El aceite de oliva virgen es uno
de los alimentos con mayores propiedades preventivas
y curativas que existe en la naturaleza. Son numerosos
los estudios bioquímicos, clínicos y epidemiológicos
que lo prueban. Cualidades que se deben primordialmente
a su alto contenido en ácidos grasos monoinsaturados
-especialmente ácido oleico- y vitaminas A, D, K y E
así como a la presencia de tocoferoles y polifenoles,
responsables de su actividad antioxidante.
El aceite de oliva virgen es uno de los alimentos
con mayores propiedades preventivas y curativas que
existe en la naturaleza. Son numerosos los estudios
científicos que lo prueban. De hecho, se sabe que previene
el envejecimiento de los tejidos -al combatir los radicales
libres merced a su alto contenido en antioxidantes-,
contribuye a evitar la agregación de plaquetas en las
paredes arteriales que dan lugar a arterosclerosis,
causa de las enfermedades cardiovasculares -infartos
cardiacos y cerebrales, anginas de pecho, trombosis,
flebitis, etc.- y, por tanto, previene también la hipertensión
arterial, protege el estómago de úlceras y gastritis
al reducir la acidez gástrica, estimula el tránsito
intestinal previniendo el estreñimiento crónico, mejora
el funcionamiento del páncreas y el hígado coadyuvando
además a prevenir la formación de cálculos renales,
previene el cáncer -si su consumo es regular -especialmente
los de mama, endometrio, ovario y colon-, reduce el
nivel de glucosa en sangre ayudando a los diabéticos,
protege de la radiactividad y evita la artritis reumatoide.
Además aumenta las lipoproteínas de alta densidad o
LDH -"colesterol bueno"- debido a la alta presencia
en él de esteroles, favorece la absorción de calcio
y la mineralización de los huesos, coadyuva en la regeneración
de las cicatrices de la piel -es excelente para el cuidado
del cutis- y mejora la circulación capilar, venosa y
arterial además de favorecer el desarrollo normal del
cerebro y el sistema nervioso del bebé durante el embarazo
y del niño en la infancia.
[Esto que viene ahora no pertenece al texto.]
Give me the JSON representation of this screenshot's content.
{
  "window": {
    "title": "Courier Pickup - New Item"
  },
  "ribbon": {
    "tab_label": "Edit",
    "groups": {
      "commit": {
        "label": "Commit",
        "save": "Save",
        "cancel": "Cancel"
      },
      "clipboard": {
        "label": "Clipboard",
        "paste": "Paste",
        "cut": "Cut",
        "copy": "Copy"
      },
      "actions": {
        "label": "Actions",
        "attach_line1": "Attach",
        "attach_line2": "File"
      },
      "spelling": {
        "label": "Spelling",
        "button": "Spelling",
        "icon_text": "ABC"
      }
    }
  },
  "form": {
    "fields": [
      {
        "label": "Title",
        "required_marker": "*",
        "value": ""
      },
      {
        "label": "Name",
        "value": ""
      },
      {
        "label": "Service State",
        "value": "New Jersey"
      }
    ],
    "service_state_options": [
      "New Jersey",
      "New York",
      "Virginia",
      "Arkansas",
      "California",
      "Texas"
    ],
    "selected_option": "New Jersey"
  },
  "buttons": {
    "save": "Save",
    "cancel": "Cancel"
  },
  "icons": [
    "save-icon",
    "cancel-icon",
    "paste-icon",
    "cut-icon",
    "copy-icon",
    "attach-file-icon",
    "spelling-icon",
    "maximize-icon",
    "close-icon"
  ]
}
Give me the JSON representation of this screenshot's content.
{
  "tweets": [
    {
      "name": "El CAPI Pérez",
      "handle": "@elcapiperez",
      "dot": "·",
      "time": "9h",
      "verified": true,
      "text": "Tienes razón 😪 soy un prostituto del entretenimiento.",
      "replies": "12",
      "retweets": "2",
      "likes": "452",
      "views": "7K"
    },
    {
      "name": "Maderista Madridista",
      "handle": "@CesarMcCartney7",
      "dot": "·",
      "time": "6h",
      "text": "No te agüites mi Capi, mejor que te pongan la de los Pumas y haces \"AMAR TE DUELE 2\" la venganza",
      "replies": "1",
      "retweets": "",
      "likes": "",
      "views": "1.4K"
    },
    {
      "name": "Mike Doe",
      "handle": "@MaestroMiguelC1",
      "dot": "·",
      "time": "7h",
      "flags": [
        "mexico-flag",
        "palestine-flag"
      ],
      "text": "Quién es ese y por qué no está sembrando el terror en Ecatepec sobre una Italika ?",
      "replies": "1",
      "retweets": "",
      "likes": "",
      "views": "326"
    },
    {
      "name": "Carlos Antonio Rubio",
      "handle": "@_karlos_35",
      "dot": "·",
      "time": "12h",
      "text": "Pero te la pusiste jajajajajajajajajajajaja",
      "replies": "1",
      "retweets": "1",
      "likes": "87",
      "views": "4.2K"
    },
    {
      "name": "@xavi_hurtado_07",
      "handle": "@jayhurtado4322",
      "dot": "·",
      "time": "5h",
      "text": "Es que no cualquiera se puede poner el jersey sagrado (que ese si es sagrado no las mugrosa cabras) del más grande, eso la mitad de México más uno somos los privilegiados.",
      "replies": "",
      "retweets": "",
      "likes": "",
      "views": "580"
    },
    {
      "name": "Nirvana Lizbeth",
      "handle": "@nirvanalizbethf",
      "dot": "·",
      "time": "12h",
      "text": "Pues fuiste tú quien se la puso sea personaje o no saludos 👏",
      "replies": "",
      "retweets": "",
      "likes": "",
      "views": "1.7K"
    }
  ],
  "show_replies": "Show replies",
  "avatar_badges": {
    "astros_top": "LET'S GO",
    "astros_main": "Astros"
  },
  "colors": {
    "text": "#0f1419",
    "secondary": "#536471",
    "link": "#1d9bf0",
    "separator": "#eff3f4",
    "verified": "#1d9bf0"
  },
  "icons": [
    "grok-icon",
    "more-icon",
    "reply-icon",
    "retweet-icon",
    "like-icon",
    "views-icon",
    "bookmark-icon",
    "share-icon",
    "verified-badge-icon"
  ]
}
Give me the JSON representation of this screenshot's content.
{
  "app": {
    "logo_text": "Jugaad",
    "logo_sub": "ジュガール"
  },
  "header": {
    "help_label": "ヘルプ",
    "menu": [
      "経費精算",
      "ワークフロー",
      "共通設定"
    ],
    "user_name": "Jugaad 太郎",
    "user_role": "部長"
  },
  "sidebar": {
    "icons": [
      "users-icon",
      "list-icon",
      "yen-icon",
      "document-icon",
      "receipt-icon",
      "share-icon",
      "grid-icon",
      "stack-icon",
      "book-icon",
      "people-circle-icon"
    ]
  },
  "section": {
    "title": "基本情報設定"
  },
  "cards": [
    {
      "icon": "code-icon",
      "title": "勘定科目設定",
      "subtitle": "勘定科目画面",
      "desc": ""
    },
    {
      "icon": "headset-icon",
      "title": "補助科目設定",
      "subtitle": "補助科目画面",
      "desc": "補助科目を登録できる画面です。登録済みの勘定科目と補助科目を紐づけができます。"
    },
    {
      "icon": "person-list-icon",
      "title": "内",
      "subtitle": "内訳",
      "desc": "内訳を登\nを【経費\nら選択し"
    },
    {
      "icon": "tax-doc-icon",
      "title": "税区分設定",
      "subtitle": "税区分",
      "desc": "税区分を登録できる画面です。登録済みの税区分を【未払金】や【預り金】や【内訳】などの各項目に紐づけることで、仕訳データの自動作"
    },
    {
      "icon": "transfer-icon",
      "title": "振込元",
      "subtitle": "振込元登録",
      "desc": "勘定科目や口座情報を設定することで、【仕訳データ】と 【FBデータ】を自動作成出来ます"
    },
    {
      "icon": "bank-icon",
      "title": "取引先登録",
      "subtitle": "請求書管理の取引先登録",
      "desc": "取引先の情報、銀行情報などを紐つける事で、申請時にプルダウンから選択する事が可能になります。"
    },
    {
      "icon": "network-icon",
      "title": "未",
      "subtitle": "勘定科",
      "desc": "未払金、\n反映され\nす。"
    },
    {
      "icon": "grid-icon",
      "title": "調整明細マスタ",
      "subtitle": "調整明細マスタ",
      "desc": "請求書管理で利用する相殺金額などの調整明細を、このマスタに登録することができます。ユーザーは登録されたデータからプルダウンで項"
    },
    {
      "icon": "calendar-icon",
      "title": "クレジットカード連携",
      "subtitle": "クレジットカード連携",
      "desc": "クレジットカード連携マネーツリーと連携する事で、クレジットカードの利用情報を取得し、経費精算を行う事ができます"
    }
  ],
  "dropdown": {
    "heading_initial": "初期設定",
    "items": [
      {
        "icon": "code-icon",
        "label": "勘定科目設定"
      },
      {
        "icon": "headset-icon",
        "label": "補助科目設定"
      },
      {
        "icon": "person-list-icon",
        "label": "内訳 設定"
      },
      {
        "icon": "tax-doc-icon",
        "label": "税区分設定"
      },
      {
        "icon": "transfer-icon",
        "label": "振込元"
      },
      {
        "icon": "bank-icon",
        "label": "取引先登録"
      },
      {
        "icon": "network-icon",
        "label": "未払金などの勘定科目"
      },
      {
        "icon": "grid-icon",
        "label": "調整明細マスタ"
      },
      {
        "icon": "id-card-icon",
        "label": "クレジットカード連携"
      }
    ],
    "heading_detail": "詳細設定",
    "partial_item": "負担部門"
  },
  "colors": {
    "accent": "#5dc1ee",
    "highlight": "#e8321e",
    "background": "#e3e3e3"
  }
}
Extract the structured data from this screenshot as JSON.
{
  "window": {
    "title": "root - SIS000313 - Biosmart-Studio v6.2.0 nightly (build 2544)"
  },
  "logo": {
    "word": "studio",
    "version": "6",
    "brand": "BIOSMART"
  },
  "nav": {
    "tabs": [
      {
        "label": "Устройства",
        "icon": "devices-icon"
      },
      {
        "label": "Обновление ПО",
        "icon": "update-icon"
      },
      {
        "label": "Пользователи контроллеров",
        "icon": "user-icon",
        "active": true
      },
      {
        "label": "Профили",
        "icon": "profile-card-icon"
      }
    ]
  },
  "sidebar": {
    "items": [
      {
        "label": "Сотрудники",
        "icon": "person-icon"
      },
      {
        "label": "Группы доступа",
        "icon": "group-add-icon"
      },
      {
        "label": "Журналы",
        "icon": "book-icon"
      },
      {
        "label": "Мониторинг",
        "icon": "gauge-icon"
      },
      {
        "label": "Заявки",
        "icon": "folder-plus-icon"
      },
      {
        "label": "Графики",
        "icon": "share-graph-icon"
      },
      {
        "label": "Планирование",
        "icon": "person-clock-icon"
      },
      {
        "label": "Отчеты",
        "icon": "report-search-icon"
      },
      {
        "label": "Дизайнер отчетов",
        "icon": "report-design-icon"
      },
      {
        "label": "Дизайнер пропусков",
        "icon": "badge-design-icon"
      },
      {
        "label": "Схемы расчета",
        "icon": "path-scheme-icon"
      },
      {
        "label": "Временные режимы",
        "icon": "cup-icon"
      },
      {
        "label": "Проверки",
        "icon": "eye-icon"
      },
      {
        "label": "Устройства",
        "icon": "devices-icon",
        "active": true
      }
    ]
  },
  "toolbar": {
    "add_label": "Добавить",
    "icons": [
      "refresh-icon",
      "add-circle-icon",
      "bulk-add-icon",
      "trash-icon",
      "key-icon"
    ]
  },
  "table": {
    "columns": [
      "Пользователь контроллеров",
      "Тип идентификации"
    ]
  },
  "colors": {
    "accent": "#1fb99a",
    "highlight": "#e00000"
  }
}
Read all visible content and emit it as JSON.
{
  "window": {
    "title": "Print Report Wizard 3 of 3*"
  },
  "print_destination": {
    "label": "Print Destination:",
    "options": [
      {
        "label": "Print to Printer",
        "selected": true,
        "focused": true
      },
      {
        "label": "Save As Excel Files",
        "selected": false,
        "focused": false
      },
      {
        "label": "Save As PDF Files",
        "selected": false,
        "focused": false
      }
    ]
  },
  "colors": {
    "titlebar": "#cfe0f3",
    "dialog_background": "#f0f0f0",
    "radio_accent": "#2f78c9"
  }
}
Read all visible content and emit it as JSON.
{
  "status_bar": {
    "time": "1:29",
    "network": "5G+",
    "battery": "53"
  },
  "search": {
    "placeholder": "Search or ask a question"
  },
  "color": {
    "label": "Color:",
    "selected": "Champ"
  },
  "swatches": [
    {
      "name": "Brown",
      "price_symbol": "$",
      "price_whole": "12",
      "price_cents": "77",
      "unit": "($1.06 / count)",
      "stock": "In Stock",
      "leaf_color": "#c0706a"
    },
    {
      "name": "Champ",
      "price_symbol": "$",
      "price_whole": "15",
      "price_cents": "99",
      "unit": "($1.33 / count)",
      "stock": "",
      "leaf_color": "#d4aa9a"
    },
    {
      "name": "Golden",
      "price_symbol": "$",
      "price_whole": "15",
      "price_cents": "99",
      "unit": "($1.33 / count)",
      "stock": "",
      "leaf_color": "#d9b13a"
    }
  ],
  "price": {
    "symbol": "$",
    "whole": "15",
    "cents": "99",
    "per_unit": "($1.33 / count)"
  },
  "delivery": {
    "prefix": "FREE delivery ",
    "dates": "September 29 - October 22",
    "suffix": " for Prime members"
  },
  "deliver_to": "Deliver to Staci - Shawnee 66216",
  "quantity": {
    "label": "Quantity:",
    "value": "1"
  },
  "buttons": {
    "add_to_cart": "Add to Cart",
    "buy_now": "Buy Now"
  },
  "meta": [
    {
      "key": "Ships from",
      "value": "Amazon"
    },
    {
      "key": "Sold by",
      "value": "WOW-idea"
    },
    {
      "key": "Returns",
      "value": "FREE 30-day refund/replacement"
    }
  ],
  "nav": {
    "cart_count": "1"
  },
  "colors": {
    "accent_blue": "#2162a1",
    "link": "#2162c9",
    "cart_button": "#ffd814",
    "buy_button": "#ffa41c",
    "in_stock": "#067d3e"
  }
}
Sin olvidar que, como luego
ampliaremos, posee propiedades anticancerígenas.
Estas cualidades del aceite de oliva virgen se deben
primordialmente a su alto contenido en ácidos grasos
monoinsaturados -especialmente el ácido oleico- y vitaminas
A, D, K y E así como a la presencia de tocoferoles y
polifenoles, responsables de su actividad antioxidante.
Cabe agregar que la vitamina E del aceite de oliva virgen
se encuentra en forma de alfatocoferol y su actividad
antioxidante es diez veces mayor que el gamma-tocoferol,
forma natural de la vitamina E en otros aceites de semillas.
Tales propiedades terapéuticas están constatadas mediante
múltiples estudios bioquímicos y clínicos así como a
través de estudios epidemiológicos realizados en Europa
y Estados Unidos. De hecho, países como Italia, Grecia,
Yugoslavia y Japón -donde la dieta es tradicionalmente
rica en grasas vegetales (en ellos se consumen sobre
todo aceites de oliva virgen y de soja)- la incidencia
de infartos cardíacos es sensiblemente menor que en
Estados Unidos, Finlandia o los Países Bajos donde existe
un consumo elevado de grasas animales en lugar de vegetales.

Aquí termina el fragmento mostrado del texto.